The ReposedThe Reposed by William K. Greiner

My rating: 3 of 5 stars

Most books of gravestone photographs focus on monuments to the wealthy. For the most part, William Greiner turns his camera on mementos left on the graves of the poor, documenting faded silk flowers in an empty wooden frame, blue fish gravel spread as a grave blanket, an amputee doll, a tatty white dove on a red wreath. The acute angles he chooses comment on the sur-reality of the offerings he finds. The short focal lengths used in many of the photos (especially the cover image of the Styrofoam heart full of blue silk carnations) give them an intense three-dimensionality that’s almost threatening.

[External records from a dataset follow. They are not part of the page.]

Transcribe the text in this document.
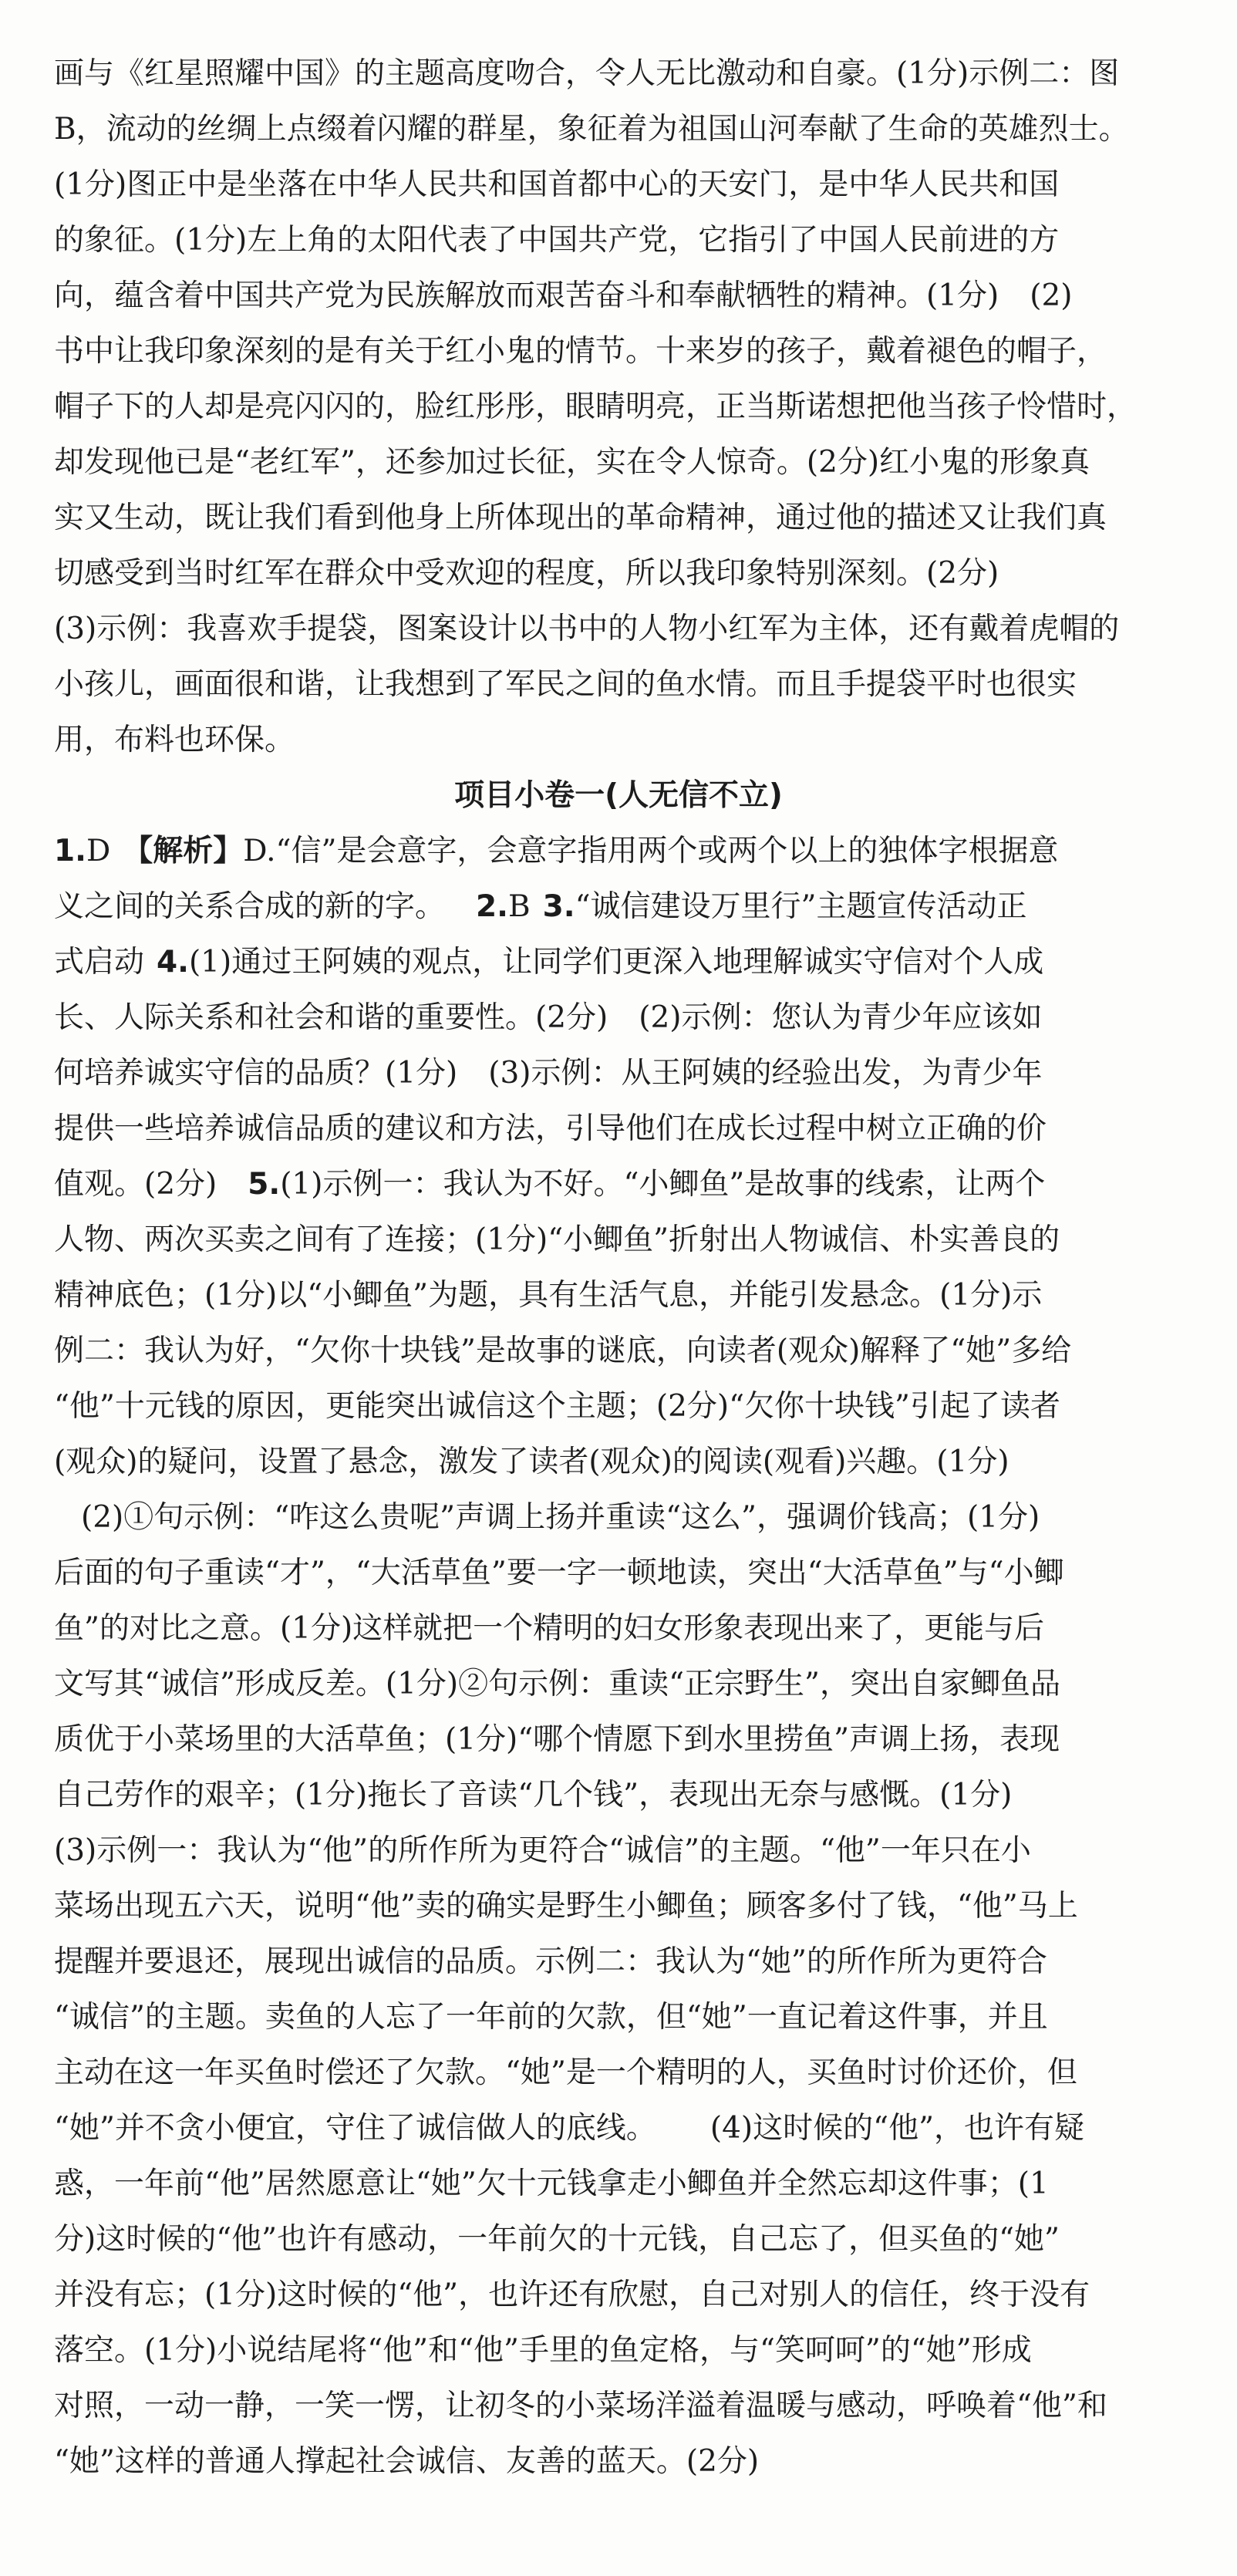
画与《红星照耀中国》的主题高度吻合，令人无比激动和自豪。(1分)示例二：图
B，流动的丝绸上点缀着闪耀的群星，象征着为祖国山河奉献了生命的英雄烈士。
(1分)图正中是坐落在中华人民共和国首都中心的天安门，是中华人民共和国
的象征。(1分)左上角的太阳代表了中国共产党，它指引了中国人民前进的方
向，蕴含着中国共产党为民族解放而艰苦奋斗和奉献牺牲的精神。(1分) (2)
书中让我印象深刻的是有关于红小鬼的情节。十来岁的孩子，戴着褪色的帽子，
帽子下的人却是亮闪闪的，脸红彤彤，眼睛明亮，正当斯诺想把他当孩子怜惜时，
却发现他已是“老红军”，还参加过长征，实在令人惊奇。(2分)红小鬼的形象真
实又生动，既让我们看到他身上所体现出的革命精神，通过他的描述又让我们真
切感受到当时红军在群众中受欢迎的程度，所以我印象特别深刻。(2分)
(3)示例：我喜欢手提袋，图案设计以书中的人物小红军为主体，还有戴着虎帽的
小孩儿，画面很和谐，让我想到了军民之间的鱼水情。而且手提袋平时也很实
用，布料也环保。
项目小卷一(人无信不立)
1.D 【解析】D.“信”是会意字，会意字指用两个或两个以上的独体字根据意
义之间的关系合成的新的字。 2.B 3.“诚信建设万里行”主题宣传活动正
式启动 4.(1)通过王阿姨的观点，让同学们更深入地理解诚实守信对个人成
长、人际关系和社会和谐的重要性。(2分) (2)示例：您认为青少年应该如
何培养诚实守信的品质？(1分) (3)示例：从王阿姨的经验出发，为青少年
提供一些培养诚信品质的建议和方法，引导他们在成长过程中树立正确的价
值观。(2分) 5.(1)示例一：我认为不好。“小鲫鱼”是故事的线索，让两个
人物、两次买卖之间有了连接；(1分)“小鲫鱼”折射出人物诚信、朴实善良的
精神底色；(1分)以“小鲫鱼”为题，具有生活气息，并能引发悬念。(1分)示
例二：我认为好，“欠你十块钱”是故事的谜底，向读者(观众)解释了“她”多给
“他”十元钱的原因，更能突出诚信这个主题；(2分)“欠你十块钱”引起了读者
(观众)的疑问，设置了悬念，激发了读者(观众)的阅读(观看)兴趣。(1分)
(2)①句示例：“咋这么贵呢”声调上扬并重读“这么”，强调价钱高；(1分)
后面的句子重读“才”，“大活草鱼”要一字一顿地读，突出“大活草鱼”与“小鲫
鱼”的对比之意。(1分)这样就把一个精明的妇女形象表现出来了，更能与后
文写其“诚信”形成反差。(1分)②句示例：重读“正宗野生”，突出自家鲫鱼品
质优于小菜场里的大活草鱼；(1分)“哪个情愿下到水里捞鱼”声调上扬，表现
自己劳作的艰辛；(1分)拖长了音读“几个钱”，表现出无奈与感慨。(1分)
(3)示例一：我认为“他”的所作所为更符合“诚信”的主题。“他”一年只在小
菜场出现五六天，说明“他”卖的确实是野生小鲫鱼；顾客多付了钱，“他”马上
提醒并要退还，展现出诚信的品质。示例二：我认为“她”的所作所为更符合
“诚信”的主题。卖鱼的人忘了一年前的欠款，但“她”一直记着这件事，并且
主动在这一年买鱼时偿还了欠款。“她”是一个精明的人，买鱼时讨价还价，但
“她”并不贪小便宜，守住了诚信做人的底线。 (4)这时候的“他”，也许有疑
惑，一年前“他”居然愿意让“她”欠十元钱拿走小鲫鱼并全然忘却这件事；(1
分)这时候的“他”也许有感动，一年前欠的十元钱，自己忘了，但买鱼的“她”
并没有忘；(1分)这时候的“他”，也许还有欣慰，自己对别人的信任，终于没有
落空。(1分)小说结尾将“他”和“他”手里的鱼定格，与“笑呵呵”的“她”形成
对照，一动一静，一笑一愣，让初冬的小菜场洋溢着温暖与感动，呼唤着“他”和
“她”这样的普通人撑起社会诚信、友善的蓝天。(2分)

This book manages to be simultaneously cheerful and scary.

I met Greiner, a resident of New Orleans, by chance at a book signing one Halloween in New Orleans. When I asked which graveyard he recommended I should visit in order to see a true New Orleans observance of the Day of the Dead, he suggested Holt Cemetery. Hidden behind a community college and a police academy, this graveyard isn’t impressive like its swankier neighbors in Metairie. Originally founded as burial ground for the city’s indigent, interment in Holt has remained very inexpensive. In celebration of this, Holt is filled with handmade monuments, many of them exuberant in the face of grief.

While the photos in The Reposed are not identified by graveyard (only by city, unfortunately), I suspect that many of the photos labeled “New Orleans” were in fact taken at Holt. It’s clear that brave cheer struck a chord in Greiner. He discovered its kith in graveyards all across Louisiana, but I suspect, if we looked, we could find kin in any cemetery outside the dictatorship of the lawnmower.

Mortician and poet Thomas Lynch notes in his introduction that “the last word belongs not to death but to life.” The living have much to say in these heartfelt, if shabby, memorials. Analysis provides no answers, but inspires sympathy deep enough to bridge the gap between the viewer, the survivors, and the reposed.

I’m giving this 3 stars rather than 4 simply because I prefer sculpture to handmade monuments. It’s a reflection of my preferences, rather than the quality of this book.

An earlier version of this review appeared in Morbid Curiosity #4.